Diese Klarstellung zugunsten eines Unfallverursachers traf das Kammergericht (KG) in Berlin. Die Richter erläuterten in ihrer Entscheidung den Begriff der Körperverletzung. Danach setze eine körperliche Misshandlung nach der Rechtsprechung ein übles, unangemessenes Behandeln voraus, das das körperliche Wohlbefinden oder die körperliche Unversehrtheit nicht nur unerheblich beeinträchtigt. Ob dies der Fall sei, müsse sich bei einer Verurteilung aus den Urteilsgründen ergeben. Darauf sei insbesondere bei Körperverletzungen im Straßenverkehr zu achten. Häufig würden hier nur (leichte) Prellungen ohne weitere Folgen und ohne Behandlungsbedarf vorliegen. Das reiche für eine körperliche Misshandlung nicht aus. Solle die Annahme einer (fahrlässigen) Körperverletzung mit einer Beeinträchtigung des körperlichen Wohlbefindens des Geschädigten begründet werden, müsste den Urteilsgründen entnommen werden, dass dem Geschädigten ein länger andauernder oder ein kurzfristig intensiver Schmerz zugefügt wurde. Hat er nur einen „leichten Schmerz“ verspürt, genüge dies nicht (KG, (3) 121 Ss 240/13 (179/13)).


Fahrlässige Tötung:

Sorgfaltspflichten beim Rechtsabbiegen

Ein Lkw-Fahrer muss beim Abbiegen im Kreuzungsbereich mit Fußgänger- und Radfahrerfurten Schrittgeschwindigkeit fahren.

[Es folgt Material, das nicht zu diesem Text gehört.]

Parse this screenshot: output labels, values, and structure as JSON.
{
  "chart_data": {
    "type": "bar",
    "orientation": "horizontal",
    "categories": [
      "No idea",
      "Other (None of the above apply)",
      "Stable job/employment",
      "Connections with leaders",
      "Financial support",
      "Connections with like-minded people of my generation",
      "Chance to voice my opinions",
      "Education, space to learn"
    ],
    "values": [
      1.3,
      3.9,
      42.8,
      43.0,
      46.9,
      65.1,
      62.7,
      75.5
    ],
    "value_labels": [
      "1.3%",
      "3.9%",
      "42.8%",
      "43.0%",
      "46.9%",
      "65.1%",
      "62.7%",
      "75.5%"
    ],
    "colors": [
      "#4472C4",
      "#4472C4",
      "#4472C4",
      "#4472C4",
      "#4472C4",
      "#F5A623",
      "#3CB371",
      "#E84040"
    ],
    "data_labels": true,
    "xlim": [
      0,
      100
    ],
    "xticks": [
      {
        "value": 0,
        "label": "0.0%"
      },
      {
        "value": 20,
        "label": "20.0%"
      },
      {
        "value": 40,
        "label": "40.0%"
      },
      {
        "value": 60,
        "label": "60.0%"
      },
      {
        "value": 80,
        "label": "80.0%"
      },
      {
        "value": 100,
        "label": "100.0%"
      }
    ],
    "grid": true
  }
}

Hierauf wies das Oberlandesgericht (OLG) Hamm hin, das in einem entsprechenden Fall zu entscheiden hatte. Beschleunige der Lkw-Fahrer während eines Rechtsabbiegevorgangs auf eine Geschwindigkeit von zumindest 16 km/h, sodass der Bereich gebotener Schrittgeschwindigkeit deutlich überschritten sei, handele er danach sorgfaltspflichtwidrig. Komme es zu einer Kollision mit einem Radfahrer, der an den Folgen des Unfalls später verstirbt, könne dem Lkw-Fahrer nach dieser Entscheidung der Vorwurf fahrlässiger Tötung gemacht werden. Dies gelte zumindest, wenn er bei angemessener Geschwindigkeit den Geschädigten so frühzeitig hätte erkennen können, dass er noch rechtzeitig vor dem Erreichen der Fußgänger- und Radfahrerfurt einen Bremsvorgang hätte einleiten können und auf diese Weise die Kollision und damit die Tötung des Geschädigten hätte verhindern können (OLG Hamm, 3 Ws 134/13).